Carros voltam a passar em área antes alagada em Franco da Rocha

Atualizado: Sexta-feira, 14 Janeiro de 2011 as 8:16

O nível da água que encobre parte da cidade de Franco da Rocha, na Grande São Paulo, desde na noite de segunda-feira (10) voltou a baixar ainda mais na madrugada desta sexta-feira (14). Carros já conseguem passar por ruas que antes estavam completamente tomadas pela água. Um ônibus que estava ilhado, com água perto das janelas, já foi retirado do local.

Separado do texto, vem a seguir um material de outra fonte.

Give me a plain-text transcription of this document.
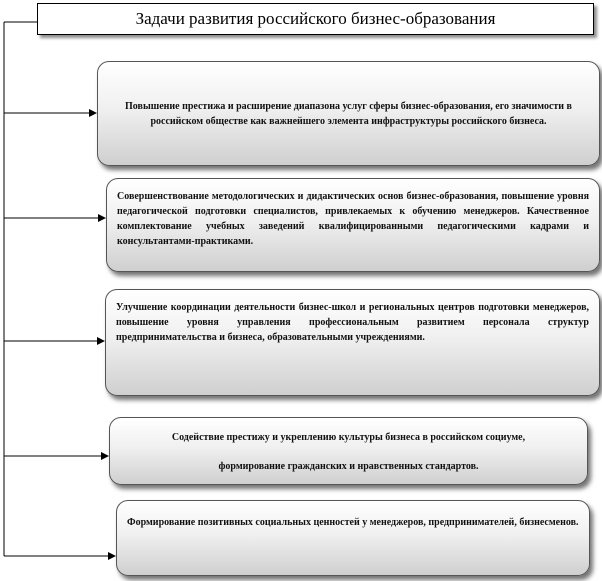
Задачи развития российского бизнес-образования
Повышение престижа и расширение диапазона услуг сферы бизнес-образования, его значимости в российском обществе как важнейшего элемента инфраструктуры российского бизнеса.
Совершенствование методологических и дидактических основ бизнес-образования, повышение уровня педагогической подготовки специалистов, привлекаемых к обучению менеджеров. Качественное комплектование учебных заведений квалифицированными педагогическими кадрами и консультантами-практиками.
Улучшение координации деятельности бизнес-школ и региональных центров подготовки менеджеров, повышение уровня управления профессиональным развитием персонала структур предпринимательства и бизнеса, образовательными учреждениями.

Содействие престижу и укреплению культуры бизнеса в российском социуме,

формирование гражданских и нравственных стандартов.

Формирование позитивных социальных ценностей у менеджеров, предпринимателей, бизнесменов.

Ainda há alguns pontos com água e isolados, mas a tendência é que a enchente diminua ainda mais durante esta sexta. Na noite desta quinta-feira (13), os trens da Linha 7-Rubi da CPTM, parados desde a madrugada de terça-feira (11), voltaram a circular entre a cidade e Caieiras. Foi preciso esperar a água começar a baixar para que o transporte público pudesse voltar a operar.

O caos em Franco da Rocha é uma combinação das fortes chuvas com a abertura das comportas da Represa Paiva Castro. Na terça, a represa estava com 96% de sua capacidade, e foi preciso aumentar a vazão, despejando as águas no rio que corta a cidade. A Sabesp informou que avisou a prefeitura da cidade. Entretanto, a administração municipal diz que o aviso veio atrasado e que o volume de água foi maior do que o esperado.

Prejuízos

Nesta quinta, quando a água começou a baixar, comerciantes que antes não conseguiam chegar a seus locais de trabalho começaram a contabilizar os prejuízos. O mecânico Luiz Tafelli, de 65 anos, afirmou que deixou de ganhar cerca de R$ 7 mil. “Só vou conseguir abrir a oficina na semana que vem”, disse, enquanto tirava com um rodo a lama acumulada no chão.

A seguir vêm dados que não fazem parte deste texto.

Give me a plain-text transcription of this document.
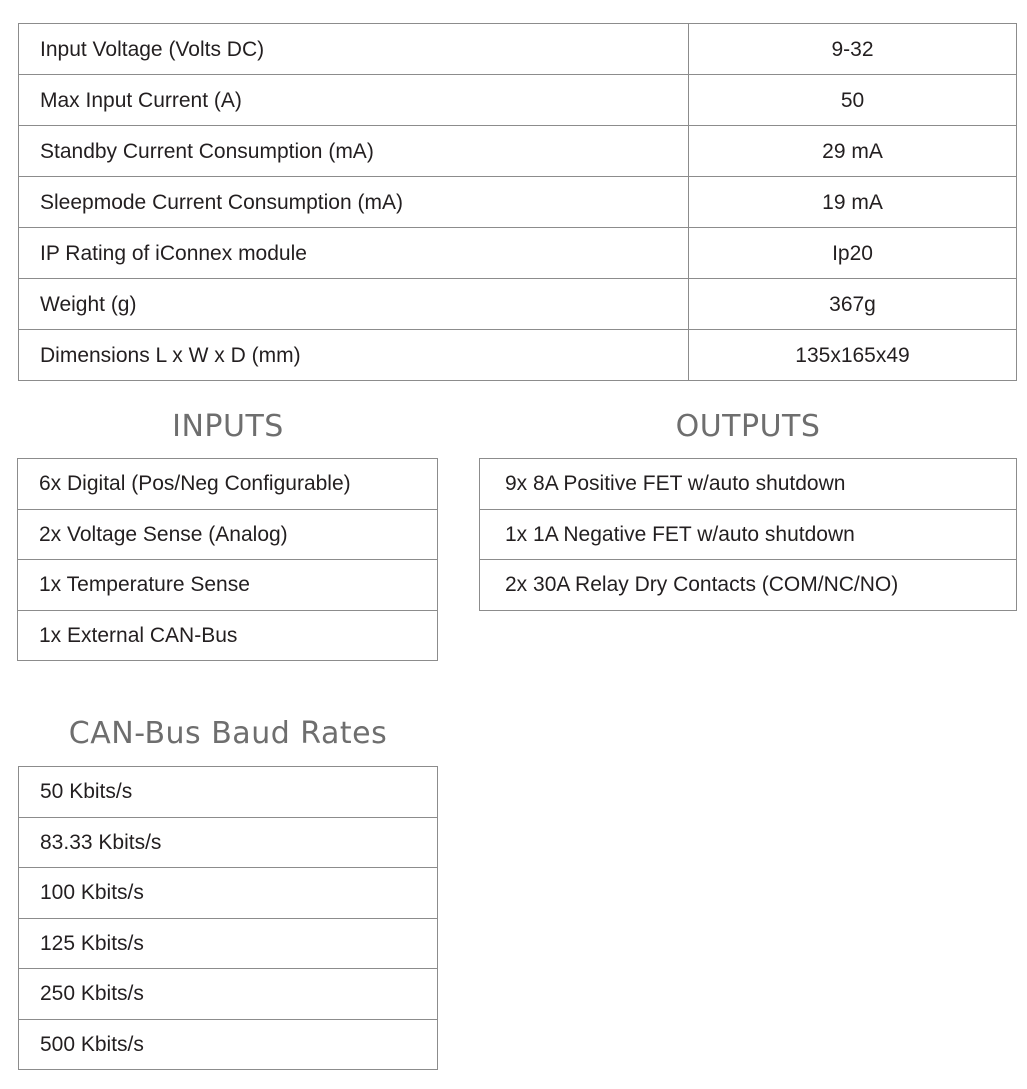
Input Voltage (Volts DC)	9-32
Max Input Current (A)	50
Standby Current Consumption (mA)	29 mA
Sleepmode Current Consumption (mA)	19 mA
IP Rating of iConnex module	Ip20
Weight (g)	367g
Dimensions L x W x D (mm)	135x165x49
INPUTS	OUTPUTS
6x Digital (Pos/Neg Configurable)
2x Voltage Sense (Analog)
1x Temperature Sense
1x External CAN-Bus
9x 8A Positive FET w/auto shutdown
1x 1A Negative FET w/auto shutdown
2x 30A Relay Dry Contacts (COM/NC/NO)
CAN-Bus Baud Rates
50 Kbits/s
83.33 Kbits/s
100 Kbits/s
125 Kbits/s
250 Kbits/s
500 Kbits/s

Veterano de enchentes, o comerciante Fabio Nascimento, de 31 anos, aprendeu no último verão que com alagamento não se brinca. Na ocasião, uma enchente semelhante à ocorrida nos últimos dias destruiu o balcão de sua lanchonete. Neste ano, porém, ele instalou uma mesa de pedra para atender seus clientes. “Só deixei de ganhar. Não perdi nada.”

A enchente deixou prédios públicos e parte do comércio da cidade isolados. Prefeitura, Fórum, Câmara Municipal, delegacia, uma igreja, escolas e um ginásio foram tomados pela água.